Based on these findings, Africa Unite has put in place a series of skills-development workshops to break through women’s economic isolation and enable them to become self-reliant.
To kick start this project, Africa Unite, on 02 November 2012, conducted an initial Information-Sharing Workshop for 36 local, refugee and migrant women who had participated in the previous project activities. The purpose of the workshop was to obtain buy-in, support and long-term commitment from the women to form groups around specific skills areas (e.g. beadwork, sewing, or other skills areas) that will enable a.) skills and information sharing; b.) the social integration of local, refugee and migrant women; and c.) facilitate income-generation that will lead to financial self-reliance.
The woman were very excited and could not wait to start the project.
There were, however, several challenges.
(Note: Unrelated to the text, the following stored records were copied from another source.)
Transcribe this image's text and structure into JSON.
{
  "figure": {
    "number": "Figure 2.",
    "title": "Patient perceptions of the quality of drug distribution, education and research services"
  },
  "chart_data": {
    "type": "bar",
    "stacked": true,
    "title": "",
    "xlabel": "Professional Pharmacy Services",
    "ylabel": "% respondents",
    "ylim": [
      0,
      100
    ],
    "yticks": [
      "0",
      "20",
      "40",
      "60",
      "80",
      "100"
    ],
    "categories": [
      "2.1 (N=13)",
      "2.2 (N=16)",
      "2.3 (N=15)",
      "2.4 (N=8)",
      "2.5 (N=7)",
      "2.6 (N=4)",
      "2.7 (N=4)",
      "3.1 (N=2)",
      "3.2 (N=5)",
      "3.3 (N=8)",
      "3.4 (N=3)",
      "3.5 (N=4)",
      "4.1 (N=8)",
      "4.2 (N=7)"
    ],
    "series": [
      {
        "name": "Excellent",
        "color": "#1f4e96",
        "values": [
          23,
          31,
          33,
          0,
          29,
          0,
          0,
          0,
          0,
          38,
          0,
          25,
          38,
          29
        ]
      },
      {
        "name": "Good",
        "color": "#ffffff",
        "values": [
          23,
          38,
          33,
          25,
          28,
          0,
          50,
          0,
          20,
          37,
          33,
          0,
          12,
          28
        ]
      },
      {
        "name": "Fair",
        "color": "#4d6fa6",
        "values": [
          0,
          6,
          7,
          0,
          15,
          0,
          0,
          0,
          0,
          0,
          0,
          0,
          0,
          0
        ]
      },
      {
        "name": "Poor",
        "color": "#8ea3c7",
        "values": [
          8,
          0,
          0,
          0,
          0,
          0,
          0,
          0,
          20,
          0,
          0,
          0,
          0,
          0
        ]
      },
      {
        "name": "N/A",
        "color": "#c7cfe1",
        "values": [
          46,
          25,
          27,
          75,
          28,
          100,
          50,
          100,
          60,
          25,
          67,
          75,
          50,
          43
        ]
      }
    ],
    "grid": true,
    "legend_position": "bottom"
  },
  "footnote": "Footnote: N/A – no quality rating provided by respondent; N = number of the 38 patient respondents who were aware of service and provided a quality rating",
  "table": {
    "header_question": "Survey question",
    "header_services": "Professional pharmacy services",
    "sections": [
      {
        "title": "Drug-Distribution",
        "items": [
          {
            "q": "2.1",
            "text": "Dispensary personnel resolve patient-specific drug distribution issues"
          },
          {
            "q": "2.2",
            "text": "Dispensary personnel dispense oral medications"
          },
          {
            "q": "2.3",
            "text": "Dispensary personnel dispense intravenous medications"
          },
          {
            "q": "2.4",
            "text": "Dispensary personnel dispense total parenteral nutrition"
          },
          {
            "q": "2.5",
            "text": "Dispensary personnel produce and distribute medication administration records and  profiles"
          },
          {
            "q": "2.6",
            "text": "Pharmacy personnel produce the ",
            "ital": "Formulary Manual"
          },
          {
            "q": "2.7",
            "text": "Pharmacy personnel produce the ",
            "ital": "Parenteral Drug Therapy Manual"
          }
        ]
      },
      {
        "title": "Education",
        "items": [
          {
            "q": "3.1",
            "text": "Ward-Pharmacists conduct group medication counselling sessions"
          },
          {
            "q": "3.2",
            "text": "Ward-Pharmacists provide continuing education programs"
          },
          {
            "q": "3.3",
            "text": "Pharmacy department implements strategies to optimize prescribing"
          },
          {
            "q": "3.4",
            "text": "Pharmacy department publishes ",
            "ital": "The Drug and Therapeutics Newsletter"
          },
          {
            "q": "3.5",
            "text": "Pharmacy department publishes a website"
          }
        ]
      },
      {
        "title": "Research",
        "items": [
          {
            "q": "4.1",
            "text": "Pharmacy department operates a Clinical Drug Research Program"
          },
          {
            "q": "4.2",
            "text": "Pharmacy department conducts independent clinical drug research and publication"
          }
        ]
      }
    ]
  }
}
Some of the local women cannot speak or understand English, which is going to be very difficult in translating business training sessions in local languages. In addition, how do the local women, refugees and migrant women work (partner up to start small businesses) together when they can not speak to each other without a translator? Another challenge is punctuality. The women have responsibilities and children they have to make sure are taken care of before they can come for the sessions. Sessions never start on time.
Despite these challenges, the women expressed their commitment to the programme by signing the commitment letters and declaring that they would come early and would not miss any sessions.
The first capacity development workshop will be on the 15th of November.